Por mais aquecidas que estejam as vendas nos supermercados, descuidos podem comprometer a saúde financeira no médio prazo

Estocar produtos foi a primeira reação de grande parte da população aos primeiros sinais de proliferação da Covid-19 no Brasil. Desde então, enquanto diversas outras atividades de comércio e serviços interrompiam suas operações, o varejo alimentar apresentava vendas bem acima da média histórica para o período.

Apesar dos números positivos, qualquer descuido com o fluxo de caixa pode mudar a direção dos ventos que hoje sopram a favor, comprometendo a saúde financeira da empresa.

Marcelo Siqueira, planejador financeiro, lembra que, mesmo com o forte aumento de receita gerado pelo comportamento do público no primeiro momento, é importante ficar atento às nuances da evolução do movimento.

Afinal, o consumidor não para de comprar de uma hora para outra. O segundo momento – que já começa a aparecer –  é de vendas em níveis não tão distantes do momento pré-pandemia.

Já para o período posterior, conforme ressalta o especialista, ainda não é possível avaliar com exatidão o impacto que a pandemia irá gerar na atividade econômica. No entanto, espera-se forte queda no orçamento das famílias, o que pode gerar comportamentos como downgrade de marcas e redução na compra de itens supérfluos.

“Fazer bem a lição de casa continua sendo fundamental. É preciso tentar deixar a estrutura enxuta, evitar desperdícios, controlar custos fixos”, exemplifica Marcelo Siqueira. Especificamente sobre o fluxo de caixa, o planejador financeiro cita quatro erros que sua empresa deve evitar:    

Erro 1 – Não olhar para frente

Esse é um equívoco de consequências muito sérias.
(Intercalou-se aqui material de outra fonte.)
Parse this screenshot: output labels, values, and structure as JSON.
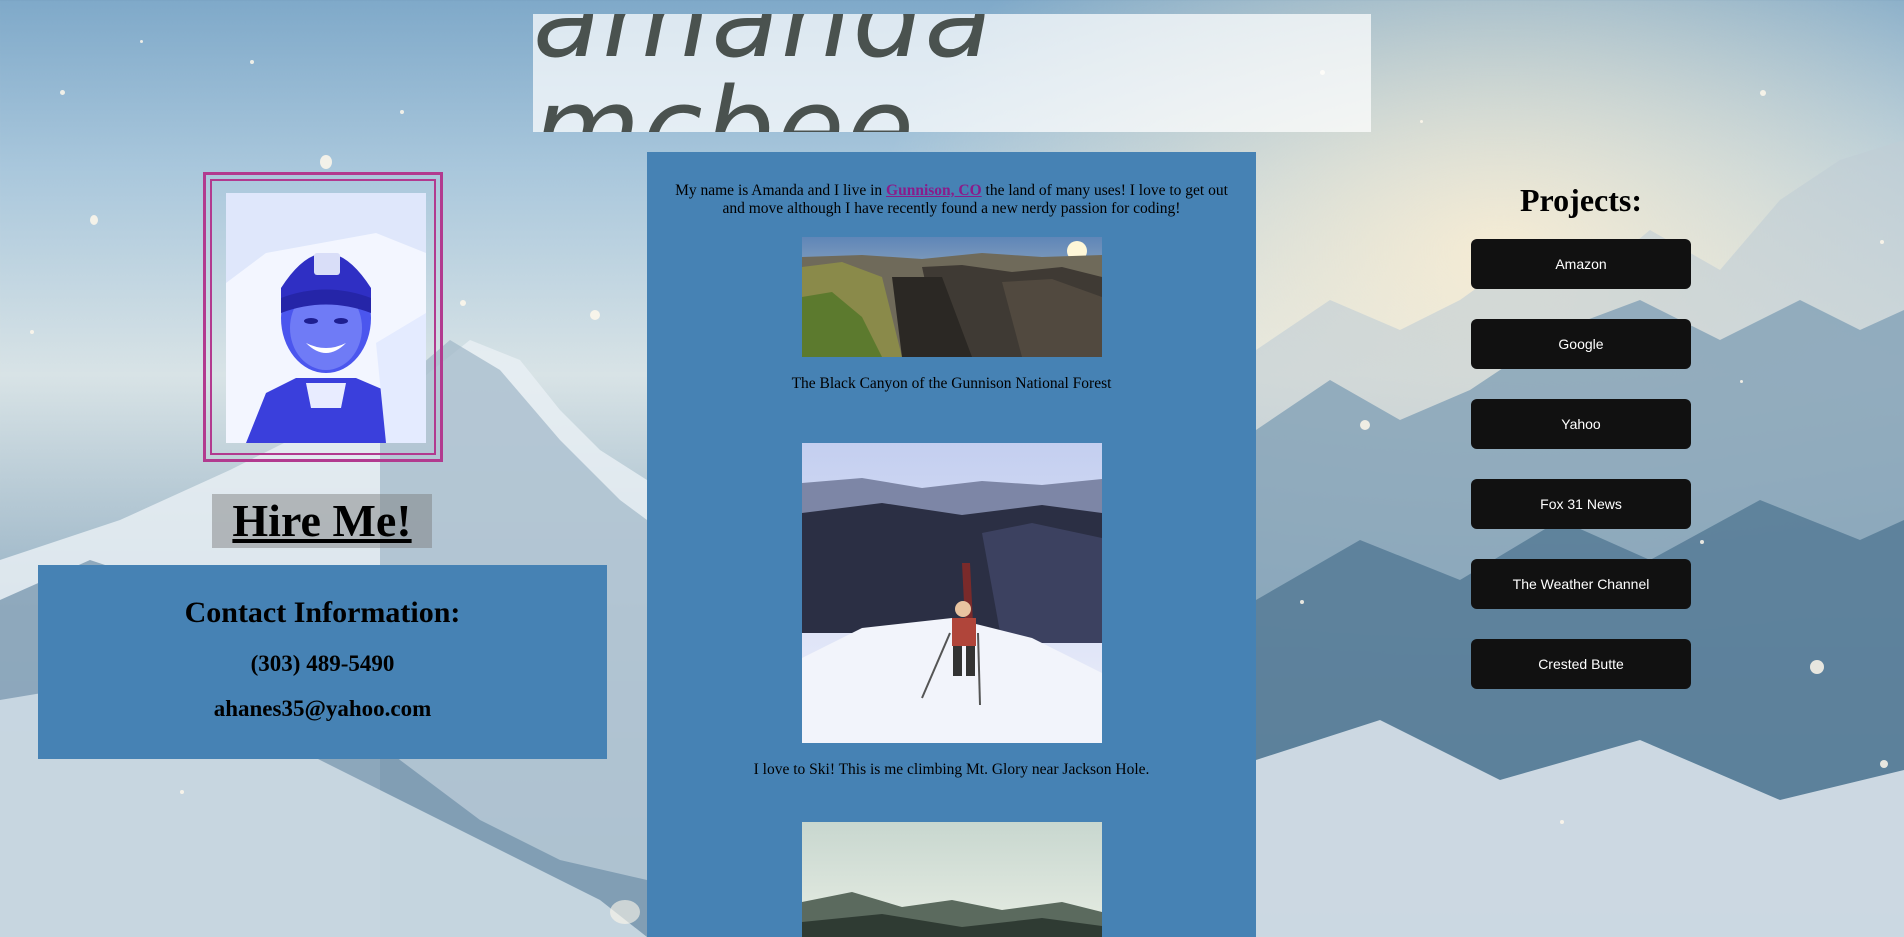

Marcelo Siqueira recomenda que seja feito, neste momento, o exercício de prever despesas e cenários pelo menos até o final do ano – o prazo ideal é de 12 meses. Mesmo sendo difícil mensurar a receita de forma exata, ele lembra que boa parte das despesas é possível saber com antecedência. Dessa forma, há como antecipar situações como por quanto tempo o fluxo de caixa atual aguenta se houver queda de 10% no faturamento, por exemplo. Ao traçar cenários, é preciso considerar variáveis positivas e negativas que influenciarão o consumo no período analisado.
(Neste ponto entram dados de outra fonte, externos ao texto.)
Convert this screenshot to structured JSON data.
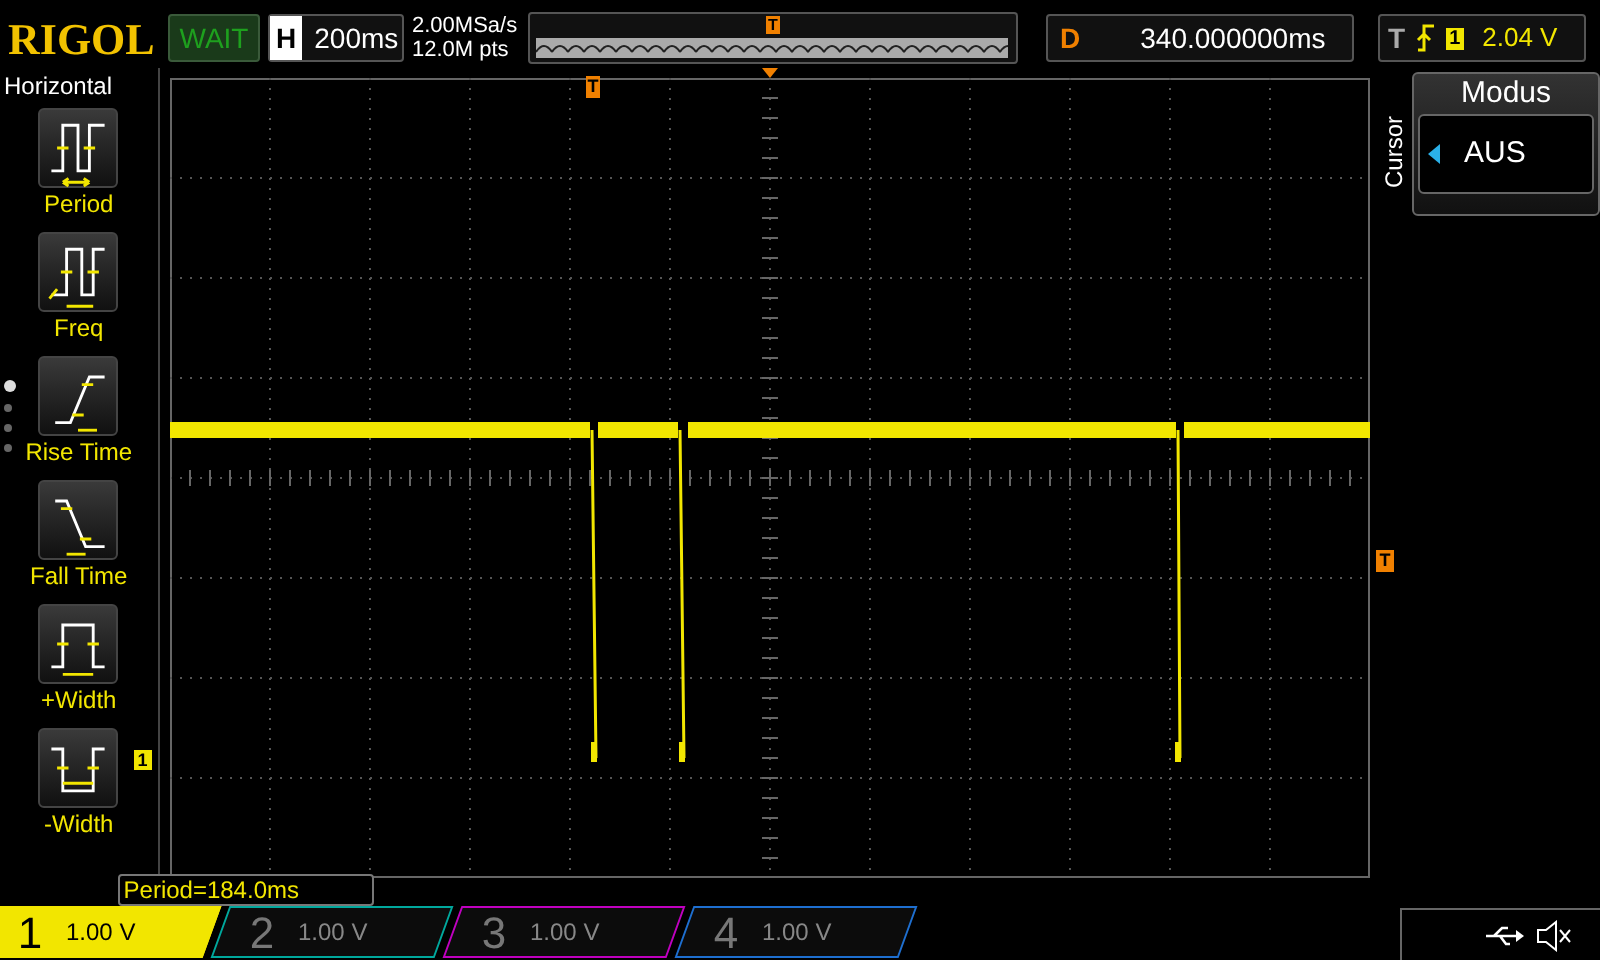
{
  "brand": "RIGOL",
  "run_state": "WAIT",
  "horizontal": {
    "label": "H",
    "timebase": "200ms"
  },
  "acquisition": {
    "sample_rate": "2.00MSa/s",
    "memory_depth": "12.0M pts"
  },
  "trigger_position": {
    "marker": "T"
  },
  "delay": {
    "label": "D",
    "value": "340.000000ms"
  },
  "trigger": {
    "label": "T",
    "source": "1",
    "level": "2.04 V"
  },
  "sidebar": {
    "title": "Horizontal",
    "items": [
      {
        "kind": "period",
        "label": "Period"
      },
      {
        "kind": "freq",
        "label": "Freq"
      },
      {
        "kind": "rise",
        "label": "Rise Time"
      },
      {
        "kind": "fall",
        "label": "Fall Time"
      },
      {
        "kind": "pwidth",
        "label": "+Width"
      },
      {
        "kind": "nwidth",
        "label": "-Width"
      }
    ],
    "pages": [
      {
        "selected": true
      },
      {
        "selected": false
      },
      {
        "selected": false
      },
      {
        "selected": false
      }
    ]
  },
  "graticule": {
    "trigger_marker": "T",
    "level_marker": "T",
    "channel_marker": "1"
  },
  "measurement": "Period=184.0ms",
  "cursor_menu": {
    "side_label": "Cursor",
    "title": "Modus",
    "value": "AUS"
  },
  "channels": [
    {
      "number": "1",
      "scale": "1.00 V",
      "selected": true,
      "color": "#f2e600"
    },
    {
      "number": "2",
      "scale": "1.00 V",
      "selected": false,
      "color": "#00a89d"
    },
    {
      "number": "3",
      "scale": "1.00 V",
      "selected": false,
      "color": "#c000c0"
    },
    {
      "number": "4",
      "scale": "1.00 V",
      "selected": false,
      "color": "#1e6fd0"
    }
  ]
}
Erro 2 – Acreditar demais no status quo

Em qualquer situação, a crença de que o momento atual irá perdurar por muito tempo, ou então se repetirá em breve, atrapalha o processo de adaptação a novos cenários. A crise do Coronavírus está aí para mostrar como as coisas podem mudar rapidamente.  

Erro 3 -Exagerar nas compras

Claro que a loja precisa estar abastecida para dar conta da demanda. Mas o planejador financeiro Marcelo Siqueira lembra que, em momentos de vendas aquecidas, costuma acontecer uma certa empolgação de alguns varejistas, que acabam forçando a mão nos pedidos. A recomendação é  sempre avaliar bem se a oportunidade oferecida pelo fornecedor é, de fato, vantajosa. O impacto no fluxo de caixa deve ser considerado para saber qual será a redução no prazo de conforto ao fechar aquele pedido. Quanto mais curto for esse prazo de conforto com o fluxo de caixa, mais sérias e rápidas serão as consequências de uma compra mal planejada.

Erro 4 – Reduzir negociações

Não se esqueça de que boas negociações são sempre bem-vindas, mesmo em períodos de venda fácil. Acordos interessantes e colaboração com os fornecedores também ajudam neste momento. Os prazos de pagamento, por exemplo, precisam estar adequados à geração de caixa do supermercado.